Johann Georg Valentin Ruths was a German landscape painter and lithographer of the Düsseldorf School of painting and the Hamburg School.
As the son of a merchant, Valentin Ruths was initially also destined to become a merchant, but from 1843 he trained in this profession with the Hamburg painter and lithographer Carl Friedrich Beer. From 1846 he went to Munich, where he attended the polytechnic school and from 1847 the academy. He returned to Hamburg in 1848 and worked for the company Lithographisches Institut und Kupferdruckerei Charles Fuchs.
From 1850 to 1854 he attended the Düsseldorf Art Academy and trained as a landscape painter under Johann Wilhelm Schirmer.
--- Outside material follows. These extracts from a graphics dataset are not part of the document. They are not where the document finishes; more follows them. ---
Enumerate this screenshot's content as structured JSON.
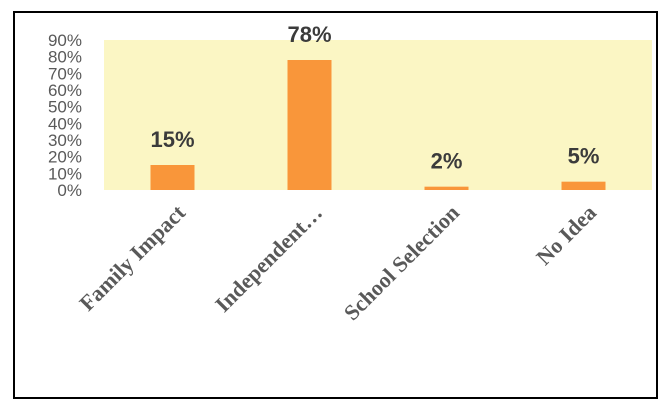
{
  "colors": {
    "plot_background": "#fbf6c4",
    "bar": "#f9963a",
    "frame": "#000000",
    "tick_text": "#595959",
    "label_text": "#3b3b3b"
  },
  "chart_data": {
    "type": "bar",
    "categories": [
      "Family Impact",
      "Independent…",
      "School Selection",
      "No Idea"
    ],
    "values": [
      15,
      78,
      2,
      5
    ],
    "data_labels": [
      "15%",
      "78%",
      "2%",
      "5%"
    ],
    "y_ticks": [
      "0%",
      "10%",
      "20%",
      "30%",
      "40%",
      "50%",
      "60%",
      "70%",
      "80%",
      "90%"
    ],
    "ylim": [
      0,
      90
    ],
    "grid": false,
    "legend": "none",
    "category_label_rotation": "45 degrees counterclockwise"
  }
}
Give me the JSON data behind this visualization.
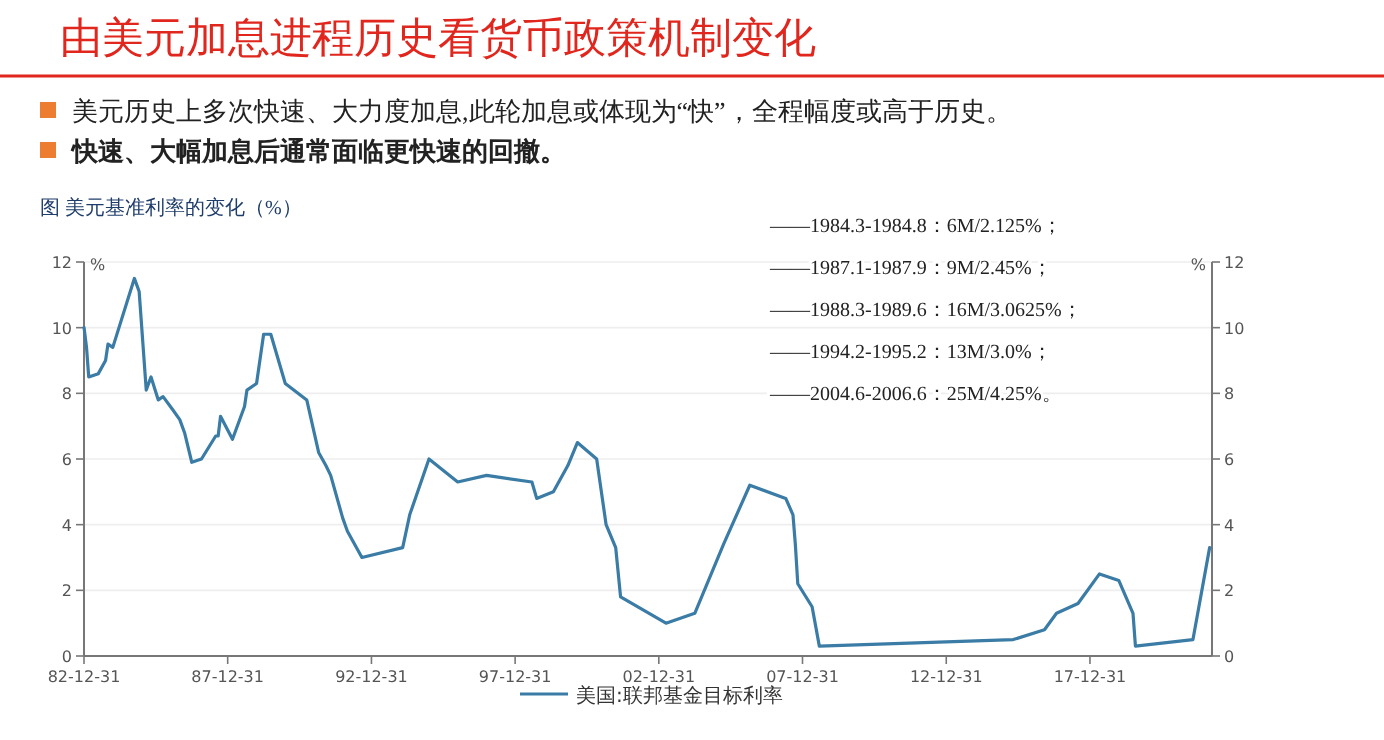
{
  "chart_data": {
    "type": "line",
    "title": "由美元加息进程历史看货币政策机制变化",
    "subtitle": "图 美元基准利率的变化（%）",
    "annotations": [
      "美元历史上多次快速、大力度加息,此轮加息或体现为“快”，全程幅度或高于历史。",
      "快速、大幅加息后通常面临更快速的回撤。",
      "——1984.3-1984.8：6M/2.125%；",
      "——1987.1-1987.9：9M/2.45%；",
      "——1988.3-1989.6：16M/3.0625%；",
      "——1994.2-1995.2：13M/3.0%；",
      "——2004.6-2006.6：25M/4.25%。"
    ],
    "ylabel": "%",
    "y2label": "%",
    "xlim": [
      "1982-12-31",
      "2022-03-31"
    ],
    "xticks": [
      {
        "value": "1982-12-31",
        "label": "82-12-31"
      },
      {
        "value": "1987-12-31",
        "label": "87-12-31"
      },
      {
        "value": "1992-12-31",
        "label": "92-12-31"
      },
      {
        "value": "1997-12-31",
        "label": "97-12-31"
      },
      {
        "value": "2002-12-31",
        "label": "02-12-31"
      },
      {
        "value": "2007-12-31",
        "label": "07-12-31"
      },
      {
        "value": "2012-12-31",
        "label": "12-12-31"
      },
      {
        "value": "2017-12-31",
        "label": "17-12-31"
      }
    ],
    "ylim": [
      0,
      12
    ],
    "yticks": [
      0,
      2,
      4,
      6,
      8,
      10,
      12
    ],
    "y2lim": [
      0,
      12
    ],
    "y2ticks": [
      0,
      2,
      4,
      6,
      8,
      10,
      12
    ],
    "grid": "y",
    "legend": "bottom",
    "series": [
      {
        "name": "美国:联邦基金目标利率",
        "color": "#3a7ca5",
        "x": [
          "1983-01",
          "1983-02",
          "1983-03",
          "1983-07",
          "1983-10",
          "1983-11",
          "1984-01",
          "1984-10",
          "1984-12",
          "1985-03",
          "1985-05",
          "1985-08",
          "1985-10",
          "1986-02",
          "1986-05",
          "1986-07",
          "1986-10",
          "1987-02",
          "1987-08",
          "1987-09",
          "1987-10",
          "1988-03",
          "1988-08",
          "1988-09",
          "1989-01",
          "1989-04",
          "1989-07",
          "1990-01",
          "1990-10",
          "1991-03",
          "1991-06",
          "1991-08",
          "1992-01",
          "1992-03",
          "1992-09",
          "1994-02",
          "1994-05",
          "1995-01",
          "1996-01",
          "1997-01",
          "1998-08",
          "1998-10",
          "1999-05",
          "1999-11",
          "2000-03",
          "2000-11",
          "2001-03",
          "2001-07",
          "2001-09",
          "2003-04",
          "2004-04",
          "2005-04",
          "2006-03",
          "2007-06",
          "2007-09",
          "2007-10",
          "2007-11",
          "2008-05",
          "2008-08",
          "2015-05",
          "2016-06",
          "2016-11",
          "2017-08",
          "2018-05",
          "2019-01",
          "2019-07",
          "2019-08",
          "2021-08",
          "2022-03"
        ],
        "values": [
          10.0,
          9.4,
          8.5,
          8.6,
          9.0,
          9.5,
          9.4,
          11.5,
          11.1,
          8.1,
          8.5,
          7.8,
          7.9,
          7.5,
          7.2,
          6.8,
          5.9,
          6.0,
          6.7,
          6.7,
          7.3,
          6.6,
          7.6,
          8.1,
          8.3,
          9.8,
          9.8,
          8.3,
          7.8,
          6.2,
          5.8,
          5.5,
          4.2,
          3.8,
          3.0,
          3.3,
          4.3,
          6.0,
          5.3,
          5.5,
          5.3,
          4.8,
          5.0,
          5.8,
          6.5,
          6.0,
          4.0,
          3.3,
          1.8,
          1.0,
          1.3,
          3.4,
          5.2,
          4.8,
          4.3,
          3.4,
          2.2,
          1.5,
          0.3,
          0.5,
          0.8,
          1.3,
          1.6,
          2.5,
          2.3,
          1.3,
          0.3,
          0.5,
          3.3
        ]
      }
    ]
  }
}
After Schirmer was appointed the first director of the newly founded Karlsruhe art school in 1854, Ruths also left the academy and set up his own studio in Düsseldorf. His former classmate at the academy, the painter and photographer Arnold Overbeck, photographed him in his studio in Düsseldorf. In 1855, he went to Italy for two years, mainly to Rome and the surrounding area.
From 1857 he lived in Hamburg again. He was a member of the Berlin Academy and from 1869 a member of the Academy in Vienna. Ruths received medals at exhibitions in Metz, Berlin (Golden Medal for Art, 1872) and Vienna. Ruths preferred to paint Elbe landscapes and Italian and Swiss motifs. "He was considered adept at depicting mountainous and flat landscapes, coastal and village scenes and was praised for the great power of his mood, vivid drawing and energetic use of color". Alongside Ascan Lutteroth, he is considered one of the most important Hamburg landscape painters of his time. He was also a member of the Hamburg Artists' Association of 1832.
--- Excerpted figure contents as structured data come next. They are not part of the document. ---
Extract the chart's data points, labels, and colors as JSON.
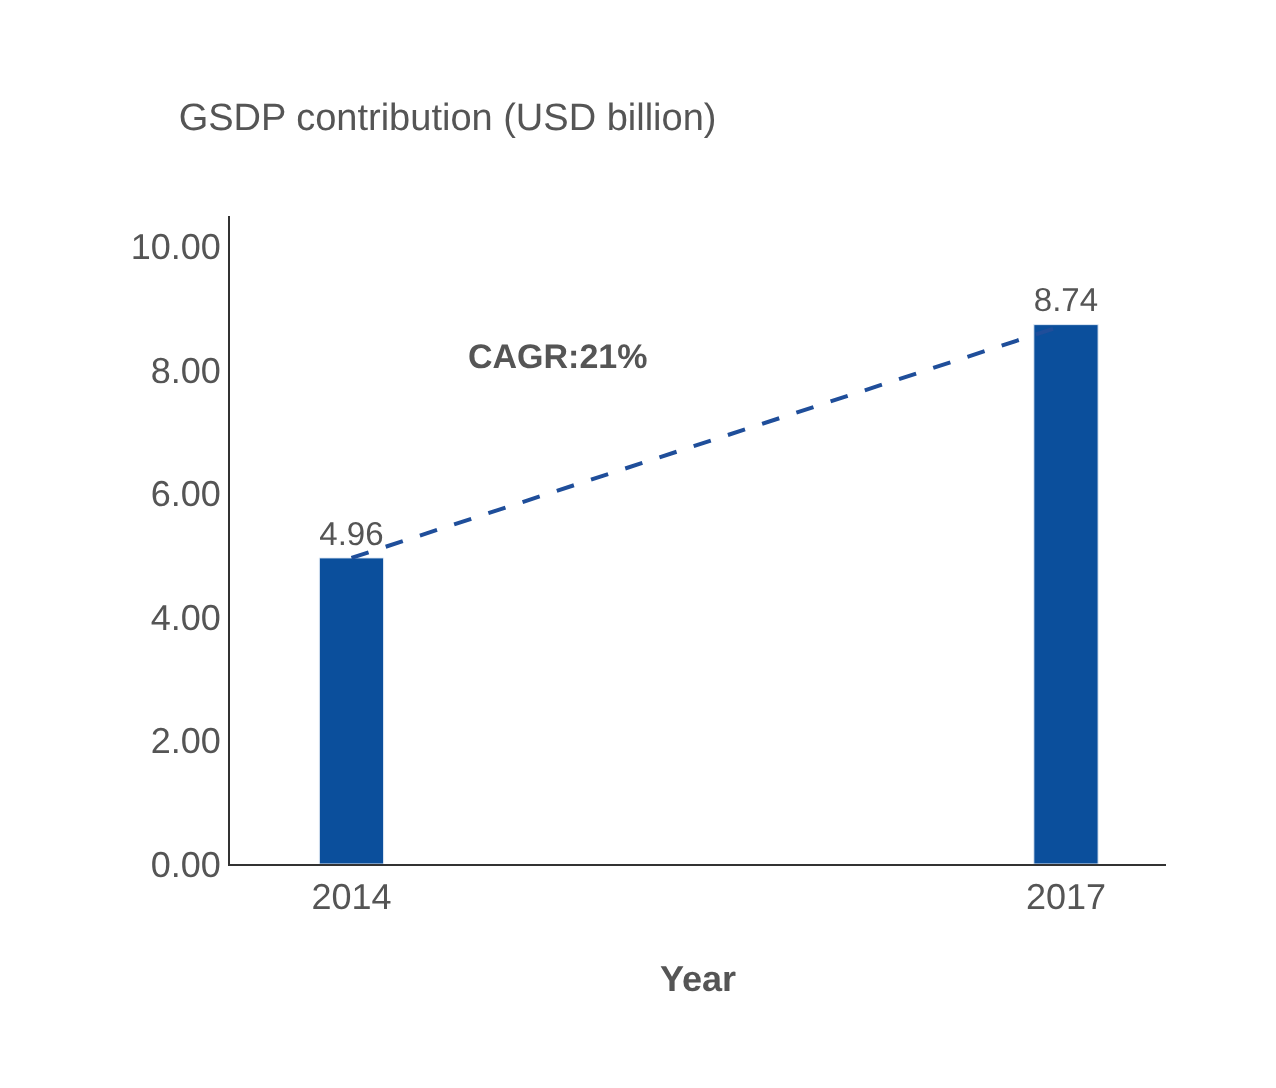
{
  "chart_data": {
    "type": "bar",
    "title": "GSDP contribution (USD billion)",
    "xlabel": "Year",
    "categories": [
      "2014",
      "2017"
    ],
    "series": [
      {
        "color": "#0b4f9c",
        "values": [
          4.96,
          8.74
        ],
        "value_labels": [
          "4.96",
          "8.74"
        ]
      },
      {
        "type": "line",
        "color": "#1f4e9a",
        "values": [
          4.96,
          8.74
        ],
        "line_style": "dashed",
        "marker": "none"
      }
    ],
    "ylim": [
      0,
      10.5
    ],
    "yticks": [
      {
        "value": 0,
        "label": "0.00"
      },
      {
        "value": 2,
        "label": "2.00"
      },
      {
        "value": 4,
        "label": "4.00"
      },
      {
        "value": 6,
        "label": "6.00"
      },
      {
        "value": 8,
        "label": "8.00"
      },
      {
        "value": 10,
        "label": "10.00"
      }
    ],
    "annotations": [
      "CAGR:21%"
    ]
  }
}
From 1880, together with Arthur Fitger, he painted eight large murals for the staircase of the Hamburger Kunsthalle, depicting the four seasons and times of day. Alfred Lichtwark, the director of the Kunsthalle at the time, acquired a total of ten paintings from Ruths. Ruths also published landscape designs for school and private lessons (Hamburg 1878). He also had himself portrayed by Hermann Steinfurth and donated the portrait to the Hamburg Kunsthalle in 1893. Another portrait, an oil painting by Günther Gensler, which shows Valentin Ruths and his colleague Hermann Kauffmann visiting the painter, is also in the Hamburger Kunsthalle. His niece Amelie Ruths, who had received her first training with him, also became a well-known painter.